MADRID — The former Catalan leader Carles Puigdemont returned from Germany to Belgium on Saturday after Spain failed in an attempt to extradite him on charges of rebellion over an illegal declaration of independence.
Mr. Puigdemont said he would continue traveling around Europe to raise support for the cause of Catalan independence. He fled to Belgium in October after Madrid imposed direct rule on the region after his separatist administration declared independence.
“This will not be my last stop; this is not the end of my journey. I will travel around Europe to the four corners of the continent to defend our cause,” he said at a news conference held in Brussels alongside the current Catalan leader, Quim Torra, who had traveled to Spain to greet him.
Mr. Puigdemont, 55, was arrested on March 25 at a gas station in the northern German region of Schleswig-Holstein while returning to Belgium after a journey to Finland.
A German court ruled this month that he could be extradited to Spain to face a separate charge for misuse of public funds, but not for the more serious charge of rebellion.
Under European law, that means Spain would have been banned from trying him on the more serious charge if the extradition were to proceed. The Spanish court rejected that proposal, lifting the arrest warrant altogether.

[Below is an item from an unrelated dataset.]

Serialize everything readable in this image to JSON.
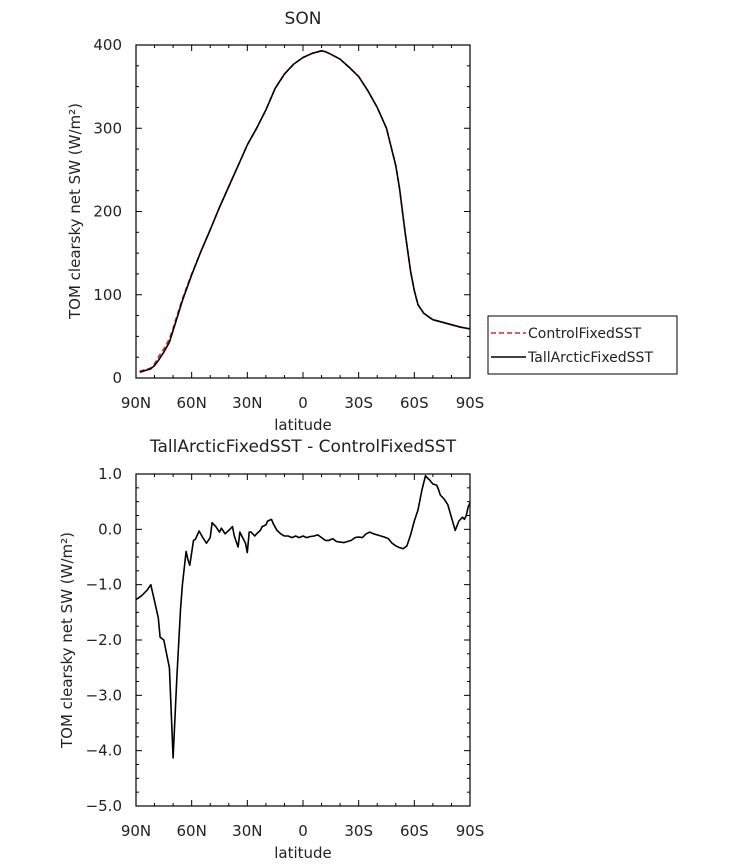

The charges against Mr. Puigdemont and the five others remain in place, however, meaning they would be arrested if they return to Spain.
Relations between Spain’s central government in Madrid and the Catalan capital, Barcelona, have thawed in recent weeks, with Mr. Sanchez hosting cordial talks with Mr. Torra in Madrid this month.
But Mr. Sanchez, who took office in June after his more hard-line conservative predecessor, Mariano Rajoy, lost a confidence vote, has ruled out allowing any referendum on independence, saying it goes against Spain’s constitution.
Mr. Puigdemont said on Saturday that Mr. Sanchez’s period of grace regarding the Catalan issue was over and that it was a time for action, not words.